İşimizi kolaylaştırmak için icat edilen bilgisayarlar, hayatımızın her alanını esir almış durumda. Internete bağlanabilen, her işi yapabilen cep telefonları, tablet bilgisayarlar, dizüstü bilgisayarlar her yerde. İlkokul çocukları bile cep telefonu taşıyor artık, hem de en gelişmişinden. Bir tuşla sanal alemin içinde kaybolmak mümkün. İstenen her türlü bilgi, her istediğimizde ayağımıza geliyor. Ne aradığımızı bilmeden, muazzam bir bilgi kirliliği içinde, sürüklenip gidiyoruz. Artık evlerde, o çığır açan otomatik çamaşır ve bulaşık makineleri, ilkel  kabul ediliyor. Şimdiden daha iyisini, daha gelişmişini istemeye başladık bile,  bundan otuz sene önce annelerimizin elde bulaşık yıkadığını, evde merdaneli çamaşır makinelerinin gürültüsünden durulmadığını unutarak. Kendi kendine çorba yapan makineler, ekmek yapan makineler, kesiciler, doğrayıcılar, karıştırıcılar sardı her yanımızı. Bunlara sahip olmamak çağdışılık sayılıyor şimdi. Binaların bile çehresi değişmeye başladı. Her türlü mimari akrobasinin denendiği konulu binalar sardı her yanımızı. Ne olduğu, hangi zevke hitap ettiği, ya da hangi ihtiyacı karşıladığı önemli değil, yeter ki görsel olarak üstün olsun; insanlar artık sadece sergileyebilecekleri üstünlüklerin peşinde çünkü. O kadar hızlı tüketiyoruz ki her şeyi, birini deneyemeden, bir diğeri çıkıyor karşımıza. Reklamlar, reklamlar, reklamlar…Evde, işte, yolda, her yerde reklamlar. Tüketim çılgınlığı, tüketip atma isteği diz boyu!

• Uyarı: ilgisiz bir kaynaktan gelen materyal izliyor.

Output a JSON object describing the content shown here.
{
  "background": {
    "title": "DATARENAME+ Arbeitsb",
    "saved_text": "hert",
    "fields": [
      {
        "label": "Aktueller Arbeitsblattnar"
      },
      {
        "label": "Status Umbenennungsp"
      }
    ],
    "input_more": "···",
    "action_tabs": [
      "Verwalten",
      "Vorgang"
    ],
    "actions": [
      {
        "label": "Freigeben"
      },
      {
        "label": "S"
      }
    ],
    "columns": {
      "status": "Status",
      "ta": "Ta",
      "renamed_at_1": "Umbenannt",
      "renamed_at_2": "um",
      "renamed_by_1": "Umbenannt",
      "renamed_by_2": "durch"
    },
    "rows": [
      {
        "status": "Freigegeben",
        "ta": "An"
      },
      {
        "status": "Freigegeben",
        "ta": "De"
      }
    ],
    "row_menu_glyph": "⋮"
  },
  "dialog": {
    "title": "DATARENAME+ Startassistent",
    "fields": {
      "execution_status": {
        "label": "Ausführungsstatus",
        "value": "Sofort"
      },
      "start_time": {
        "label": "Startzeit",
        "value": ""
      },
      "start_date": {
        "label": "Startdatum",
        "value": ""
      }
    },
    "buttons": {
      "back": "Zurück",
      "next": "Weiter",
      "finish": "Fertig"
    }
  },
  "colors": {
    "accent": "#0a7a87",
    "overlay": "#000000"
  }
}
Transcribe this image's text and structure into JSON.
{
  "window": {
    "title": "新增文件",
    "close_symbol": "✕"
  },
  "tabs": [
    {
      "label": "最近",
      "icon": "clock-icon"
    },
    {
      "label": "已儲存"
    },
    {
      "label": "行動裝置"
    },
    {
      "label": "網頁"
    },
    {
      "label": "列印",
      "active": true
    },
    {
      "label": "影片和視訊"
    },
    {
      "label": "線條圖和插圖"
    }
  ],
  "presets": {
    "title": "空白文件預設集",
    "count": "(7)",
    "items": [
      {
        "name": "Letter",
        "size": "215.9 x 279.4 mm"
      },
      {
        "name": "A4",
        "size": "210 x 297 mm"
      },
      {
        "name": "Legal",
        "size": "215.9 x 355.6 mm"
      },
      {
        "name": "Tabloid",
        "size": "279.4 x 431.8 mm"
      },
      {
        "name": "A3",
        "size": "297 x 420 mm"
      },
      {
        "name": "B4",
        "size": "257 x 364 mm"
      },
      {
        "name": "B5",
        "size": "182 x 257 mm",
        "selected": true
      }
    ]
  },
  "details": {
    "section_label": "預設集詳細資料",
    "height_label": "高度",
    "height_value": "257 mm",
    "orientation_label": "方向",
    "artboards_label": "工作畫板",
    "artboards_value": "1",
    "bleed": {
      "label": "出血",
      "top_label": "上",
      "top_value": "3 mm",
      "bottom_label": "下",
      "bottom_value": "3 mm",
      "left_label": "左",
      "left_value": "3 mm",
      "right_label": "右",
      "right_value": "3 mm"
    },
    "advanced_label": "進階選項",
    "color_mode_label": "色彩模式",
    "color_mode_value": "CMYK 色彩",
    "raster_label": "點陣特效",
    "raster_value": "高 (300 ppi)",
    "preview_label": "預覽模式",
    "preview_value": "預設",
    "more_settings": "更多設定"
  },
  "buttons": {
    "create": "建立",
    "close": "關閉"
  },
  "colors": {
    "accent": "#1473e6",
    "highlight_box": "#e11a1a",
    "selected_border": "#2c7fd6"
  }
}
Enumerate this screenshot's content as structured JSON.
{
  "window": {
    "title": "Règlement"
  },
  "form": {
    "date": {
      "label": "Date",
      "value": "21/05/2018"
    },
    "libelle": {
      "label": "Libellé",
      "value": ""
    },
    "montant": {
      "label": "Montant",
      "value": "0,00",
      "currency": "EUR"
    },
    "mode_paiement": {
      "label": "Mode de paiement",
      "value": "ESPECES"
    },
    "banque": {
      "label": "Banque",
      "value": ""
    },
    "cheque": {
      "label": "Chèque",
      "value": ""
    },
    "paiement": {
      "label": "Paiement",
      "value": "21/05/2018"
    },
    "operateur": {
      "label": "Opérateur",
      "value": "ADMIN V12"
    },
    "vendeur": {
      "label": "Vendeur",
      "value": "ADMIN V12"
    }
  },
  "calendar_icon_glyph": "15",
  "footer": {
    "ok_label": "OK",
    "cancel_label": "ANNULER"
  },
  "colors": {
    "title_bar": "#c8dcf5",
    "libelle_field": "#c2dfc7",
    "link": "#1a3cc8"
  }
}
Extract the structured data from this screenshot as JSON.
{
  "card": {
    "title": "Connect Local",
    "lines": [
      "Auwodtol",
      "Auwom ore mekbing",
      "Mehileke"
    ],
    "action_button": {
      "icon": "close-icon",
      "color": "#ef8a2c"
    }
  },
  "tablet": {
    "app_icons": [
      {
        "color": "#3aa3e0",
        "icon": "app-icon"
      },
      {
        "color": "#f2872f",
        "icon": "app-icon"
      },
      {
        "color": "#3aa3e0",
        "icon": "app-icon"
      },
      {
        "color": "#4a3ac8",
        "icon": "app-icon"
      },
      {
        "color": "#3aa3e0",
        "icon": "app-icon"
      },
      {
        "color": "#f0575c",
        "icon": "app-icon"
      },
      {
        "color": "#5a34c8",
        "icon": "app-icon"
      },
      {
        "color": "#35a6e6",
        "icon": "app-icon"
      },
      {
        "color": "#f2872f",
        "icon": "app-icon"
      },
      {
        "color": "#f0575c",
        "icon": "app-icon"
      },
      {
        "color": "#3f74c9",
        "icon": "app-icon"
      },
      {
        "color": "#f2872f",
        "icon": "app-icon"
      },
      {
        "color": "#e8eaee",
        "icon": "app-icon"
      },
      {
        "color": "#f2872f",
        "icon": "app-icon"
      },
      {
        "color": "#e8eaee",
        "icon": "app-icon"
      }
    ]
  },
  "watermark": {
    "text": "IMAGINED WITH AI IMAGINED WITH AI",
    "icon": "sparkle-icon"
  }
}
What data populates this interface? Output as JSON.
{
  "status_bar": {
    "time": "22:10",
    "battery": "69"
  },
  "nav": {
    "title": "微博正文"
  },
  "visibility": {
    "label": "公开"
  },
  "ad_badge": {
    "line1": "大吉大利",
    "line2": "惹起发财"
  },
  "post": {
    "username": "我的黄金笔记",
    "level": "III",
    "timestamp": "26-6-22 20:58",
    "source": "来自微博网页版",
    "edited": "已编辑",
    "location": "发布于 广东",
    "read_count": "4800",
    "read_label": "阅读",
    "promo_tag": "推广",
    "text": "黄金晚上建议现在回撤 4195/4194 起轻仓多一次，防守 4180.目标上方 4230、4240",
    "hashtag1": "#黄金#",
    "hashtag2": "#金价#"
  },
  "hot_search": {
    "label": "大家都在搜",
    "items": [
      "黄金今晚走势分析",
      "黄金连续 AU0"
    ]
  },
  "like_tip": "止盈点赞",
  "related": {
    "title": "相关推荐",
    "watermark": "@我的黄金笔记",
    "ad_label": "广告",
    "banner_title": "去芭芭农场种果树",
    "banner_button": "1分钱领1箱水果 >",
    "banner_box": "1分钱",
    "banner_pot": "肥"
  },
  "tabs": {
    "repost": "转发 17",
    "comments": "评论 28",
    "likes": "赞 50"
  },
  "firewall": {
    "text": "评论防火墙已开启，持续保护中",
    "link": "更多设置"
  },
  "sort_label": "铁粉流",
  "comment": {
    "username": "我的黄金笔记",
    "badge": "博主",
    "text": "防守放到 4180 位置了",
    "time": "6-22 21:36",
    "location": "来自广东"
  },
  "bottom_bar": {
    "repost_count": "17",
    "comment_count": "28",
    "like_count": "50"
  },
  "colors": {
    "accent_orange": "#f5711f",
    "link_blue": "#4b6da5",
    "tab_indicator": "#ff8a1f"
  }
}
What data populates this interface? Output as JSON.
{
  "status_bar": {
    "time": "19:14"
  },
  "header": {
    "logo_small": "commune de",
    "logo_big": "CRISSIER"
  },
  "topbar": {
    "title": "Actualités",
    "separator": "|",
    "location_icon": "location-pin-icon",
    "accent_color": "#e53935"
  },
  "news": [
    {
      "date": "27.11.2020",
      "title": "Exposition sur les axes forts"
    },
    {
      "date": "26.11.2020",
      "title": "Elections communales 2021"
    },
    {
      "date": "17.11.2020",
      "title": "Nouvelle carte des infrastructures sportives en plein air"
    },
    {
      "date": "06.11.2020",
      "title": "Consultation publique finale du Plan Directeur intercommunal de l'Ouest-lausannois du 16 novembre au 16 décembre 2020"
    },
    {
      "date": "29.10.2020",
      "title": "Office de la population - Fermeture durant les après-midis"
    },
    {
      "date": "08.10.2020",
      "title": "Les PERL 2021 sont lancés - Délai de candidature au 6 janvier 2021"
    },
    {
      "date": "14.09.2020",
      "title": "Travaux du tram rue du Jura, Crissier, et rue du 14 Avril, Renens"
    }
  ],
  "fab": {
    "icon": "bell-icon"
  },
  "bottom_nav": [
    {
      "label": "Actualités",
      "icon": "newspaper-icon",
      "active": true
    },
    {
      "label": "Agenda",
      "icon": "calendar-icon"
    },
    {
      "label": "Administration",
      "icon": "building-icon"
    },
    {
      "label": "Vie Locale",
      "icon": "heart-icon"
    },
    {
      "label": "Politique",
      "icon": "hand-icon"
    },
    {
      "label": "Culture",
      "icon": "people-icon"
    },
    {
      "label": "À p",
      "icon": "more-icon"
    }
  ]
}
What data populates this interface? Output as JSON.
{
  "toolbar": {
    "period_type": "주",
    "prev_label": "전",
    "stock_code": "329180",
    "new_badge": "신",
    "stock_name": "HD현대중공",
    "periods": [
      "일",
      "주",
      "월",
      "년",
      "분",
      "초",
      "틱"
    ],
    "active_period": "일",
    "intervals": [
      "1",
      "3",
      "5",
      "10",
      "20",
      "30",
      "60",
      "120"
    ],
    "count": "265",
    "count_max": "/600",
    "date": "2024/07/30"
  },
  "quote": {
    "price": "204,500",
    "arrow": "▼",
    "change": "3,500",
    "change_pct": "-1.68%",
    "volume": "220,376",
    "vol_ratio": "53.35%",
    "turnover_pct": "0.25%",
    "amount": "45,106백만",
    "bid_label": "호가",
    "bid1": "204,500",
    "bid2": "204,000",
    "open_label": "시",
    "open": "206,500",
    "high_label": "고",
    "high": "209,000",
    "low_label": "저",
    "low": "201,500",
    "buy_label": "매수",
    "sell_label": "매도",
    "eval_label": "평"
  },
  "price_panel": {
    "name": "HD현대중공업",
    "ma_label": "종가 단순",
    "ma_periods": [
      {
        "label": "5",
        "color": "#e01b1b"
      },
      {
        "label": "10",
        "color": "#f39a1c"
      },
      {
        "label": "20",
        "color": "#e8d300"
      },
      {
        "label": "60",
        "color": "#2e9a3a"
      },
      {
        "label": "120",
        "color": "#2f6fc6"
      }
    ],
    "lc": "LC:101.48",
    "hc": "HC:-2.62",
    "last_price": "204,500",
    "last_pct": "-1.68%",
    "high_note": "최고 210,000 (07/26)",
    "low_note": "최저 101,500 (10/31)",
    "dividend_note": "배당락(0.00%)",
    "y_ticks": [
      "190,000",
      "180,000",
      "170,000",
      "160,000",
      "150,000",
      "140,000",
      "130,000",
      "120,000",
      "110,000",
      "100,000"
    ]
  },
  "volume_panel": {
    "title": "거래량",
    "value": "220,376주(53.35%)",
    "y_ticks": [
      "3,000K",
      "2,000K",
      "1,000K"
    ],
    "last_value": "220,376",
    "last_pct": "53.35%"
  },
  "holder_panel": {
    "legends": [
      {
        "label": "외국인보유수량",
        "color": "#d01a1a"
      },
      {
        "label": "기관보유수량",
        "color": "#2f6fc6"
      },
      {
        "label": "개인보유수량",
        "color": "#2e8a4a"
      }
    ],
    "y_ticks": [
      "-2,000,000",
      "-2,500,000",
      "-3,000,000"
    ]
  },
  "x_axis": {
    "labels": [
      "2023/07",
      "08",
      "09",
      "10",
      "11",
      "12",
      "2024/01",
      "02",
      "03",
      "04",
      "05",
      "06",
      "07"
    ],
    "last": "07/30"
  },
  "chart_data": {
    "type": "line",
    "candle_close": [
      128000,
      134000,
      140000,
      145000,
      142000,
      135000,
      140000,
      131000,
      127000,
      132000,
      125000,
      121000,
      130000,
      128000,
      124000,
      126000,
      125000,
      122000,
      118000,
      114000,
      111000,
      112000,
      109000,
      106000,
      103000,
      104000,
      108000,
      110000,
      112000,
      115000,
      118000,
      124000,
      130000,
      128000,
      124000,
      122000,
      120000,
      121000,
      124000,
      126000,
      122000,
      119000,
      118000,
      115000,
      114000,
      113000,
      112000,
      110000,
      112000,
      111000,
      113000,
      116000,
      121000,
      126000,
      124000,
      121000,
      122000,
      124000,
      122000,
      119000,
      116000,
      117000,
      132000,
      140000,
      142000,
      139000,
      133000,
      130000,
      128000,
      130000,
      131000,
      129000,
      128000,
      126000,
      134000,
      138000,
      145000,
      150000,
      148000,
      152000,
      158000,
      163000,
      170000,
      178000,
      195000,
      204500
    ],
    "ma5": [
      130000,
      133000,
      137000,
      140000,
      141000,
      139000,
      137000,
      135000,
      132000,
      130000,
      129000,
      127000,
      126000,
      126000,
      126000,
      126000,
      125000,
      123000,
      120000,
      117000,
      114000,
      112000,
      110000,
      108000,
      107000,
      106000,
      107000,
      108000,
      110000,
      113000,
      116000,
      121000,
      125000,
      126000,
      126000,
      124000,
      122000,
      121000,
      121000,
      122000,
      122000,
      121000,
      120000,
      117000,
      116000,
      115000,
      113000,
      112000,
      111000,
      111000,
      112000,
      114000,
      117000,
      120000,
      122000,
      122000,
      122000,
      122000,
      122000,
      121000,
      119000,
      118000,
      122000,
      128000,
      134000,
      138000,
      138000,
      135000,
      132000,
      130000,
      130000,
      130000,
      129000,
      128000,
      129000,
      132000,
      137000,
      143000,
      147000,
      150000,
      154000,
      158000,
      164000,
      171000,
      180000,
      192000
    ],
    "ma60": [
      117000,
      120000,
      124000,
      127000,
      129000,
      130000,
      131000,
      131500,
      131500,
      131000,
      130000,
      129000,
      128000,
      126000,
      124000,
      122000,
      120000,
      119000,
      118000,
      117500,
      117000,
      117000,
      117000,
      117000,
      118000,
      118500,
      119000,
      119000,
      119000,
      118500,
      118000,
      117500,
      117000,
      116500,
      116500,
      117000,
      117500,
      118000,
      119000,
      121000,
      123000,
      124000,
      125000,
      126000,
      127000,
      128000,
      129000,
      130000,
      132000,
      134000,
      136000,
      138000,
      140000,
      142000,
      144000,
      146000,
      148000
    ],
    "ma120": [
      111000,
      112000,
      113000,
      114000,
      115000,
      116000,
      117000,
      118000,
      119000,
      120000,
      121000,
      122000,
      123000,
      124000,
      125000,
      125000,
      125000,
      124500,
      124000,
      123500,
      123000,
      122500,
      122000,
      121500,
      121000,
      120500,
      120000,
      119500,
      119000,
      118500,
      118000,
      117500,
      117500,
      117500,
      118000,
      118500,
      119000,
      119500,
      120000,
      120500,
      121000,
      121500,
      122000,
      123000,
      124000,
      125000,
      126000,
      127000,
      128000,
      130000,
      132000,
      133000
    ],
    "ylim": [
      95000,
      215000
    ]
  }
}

Bu hızın ıskaladığı çok önemli bir şey var: Duygular! İnsanoğlu henüz, dünyanın teknoloji değil, duygular üzerinde durduğunu kavrayamadı. Dünyanın gidişine yön veren en önemli kararlar, savaşlar, kapitalizm, sömürgecilik, vahşi tüketim çılgınlığı, hep üstün gelme çabasının, alt etme isteğinin, önemli olma arzusunun sonuçları değil mi? Hepsinde insanoğlunun egosu başrolü oynamıyor mu? Hangisinin mantık çerçevesinde alınmış akılcı kararlar olduğunu söyleyebiliriz? Hangisinin manevi sonuçları ve uzun vadede insanlığa getireceği yarar ve zararlar ince ince hesaplanmıştır ? Öyle olsa, bugün olanla ümit edilen arasında bu kadar büyük bir uçurum olur muydu? Öyle olsa bugün hala dünyamızda savaşlar olur muydu?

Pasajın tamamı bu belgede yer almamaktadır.